Deborah Bell Photographs is pleased to announce the inaugural exhibition in our new upper-east- side space: GERARD PETRUS FIERET/PORTRAITS FROM THE 1960s & 1970s. In their previous gallery location in Chelsea (2001-2011), Deborah Bell Photographs held four exhibitions of work by the enigmatic Dutch artist. This will be the first exhibition of Fieret's photographs in the U.S. since 2010, the year after his death.
Fieret was born in 1924 in The Hague, Holland, where he died in 2009. A legendary figure in his city, where he fed the pigeons daily and played panpipes in the cafes, he was widely renowned for his fresh, innovative, informal portraits and alluring nude studies, all dating from the 1960s and 1970s. Fieret's vintage gelatin silver prints are liberally appointed with his copyright stamps and signed in a celebratory flourish of penmanship.
One of Fieret's trademarks, besides the copyright stamps and swath-like signatures overlaying his imagery, is the very personal relationship he had with his subjects: they were almost always in motion, always animated, and always free to be themselves.
The robust energy and private narrative of each of Fieret's pictures make his work as fresh and relevant today as it was forty and fifty years ago. Fieret's main subjects were women and self- portraits, in which he explored chiaroscuro lighting and experimented with printing and cropping of his images. In an attempt to protect his work, which he feared would be appropriated by imitators (even Picasso), he stamped and signed his prints to graphic perfection, rendering each one unique.
Working freely in the 1960s and 1970s, when the market for photography was almost nonexistent, Fieret rarely made duplicates of any one image. His quest was "art for art's sake," and the darkroom was an exciting part of his adventure with photography. The visceral qualities of these gritty and unorthodox black-and-white prints, made from 35mm negatives, reveal that Fieret operated completely by instinct in the darkroom as well as with the camera. Although he was trained in graphic design, he intentionally dismissed perfection and consistency for innovation and experimentation -- by solarizing film and paper; sandwiching negatives; re-photographing images in another setting; cropping his compositions in surprising ways; fogging the paper; varying the contrast of papers in order to create dissonance in the image; and taking advantage of accidents in the darkroom that worked out to his great delight.

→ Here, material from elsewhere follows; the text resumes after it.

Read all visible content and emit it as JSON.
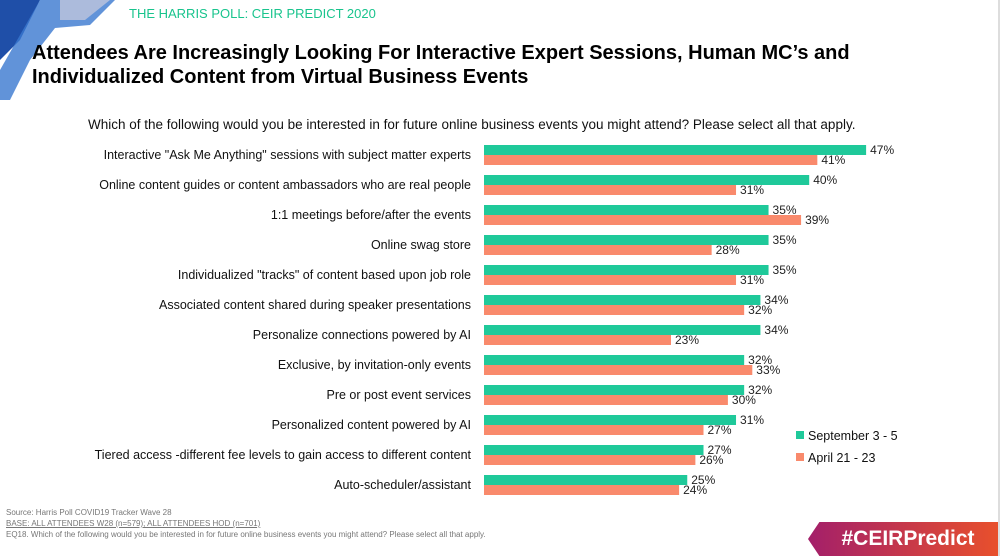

The results are never repetitive or pretentious.
When asked about his approach to photography, Fieret commented: "Often things depend on chance. I am very grateful for that because it keeps me from coming to one single, even standard, which at some point would lead to a dead end. I direct it; I know damned well what I am doing from experience." In describing his intentions, he explained: "What I aim at with my photography is anarchy: in the context of a conservative society, my photographs are aggressive. Intense life, passion -- a healthy passion for life -- that is what they are about."
Fieret's photographs are in institutional collections worldwide, including those of The Museum of Modern Art, New York; the Bibliothèque Nationale, Paris; the Museum of Fine Arts, Boston; The Bank of America LaSalle Collection, Chicago; Leiden University Library, Leiden; the Fotomuseum Den Haag, The Hauge; the Stedelijk Museum, Amsterdam; and numerous private collections.
Publications on Fieret include three exhibition brochures published by Deborah Bell Photographs and Paul M. Hertzmann, Inc., San Francisco (2003, 2005 & 2007); the retrospective exhibition catalogues Foto en Copyright by G.P. Fieret (Gerard P. Fieret -- 80th birthday. Photo retrospective), Fotomuseum den Haag, The Hague (2004) and Foto en Copyright by G.P. Fieret, Volume 2, Fotomuseum den Haag, the Hague (2010); and Gerard Fieret (1924-2009), a monograph edited by Willem Diepraam, Flip Bool and Frans van Burkom, with text by Frans van Burkom, published by Focus Publishing, Haarlem (2010).
This exhibition is presented in association with Paul M. Hertzmann, Inc., San Francisco.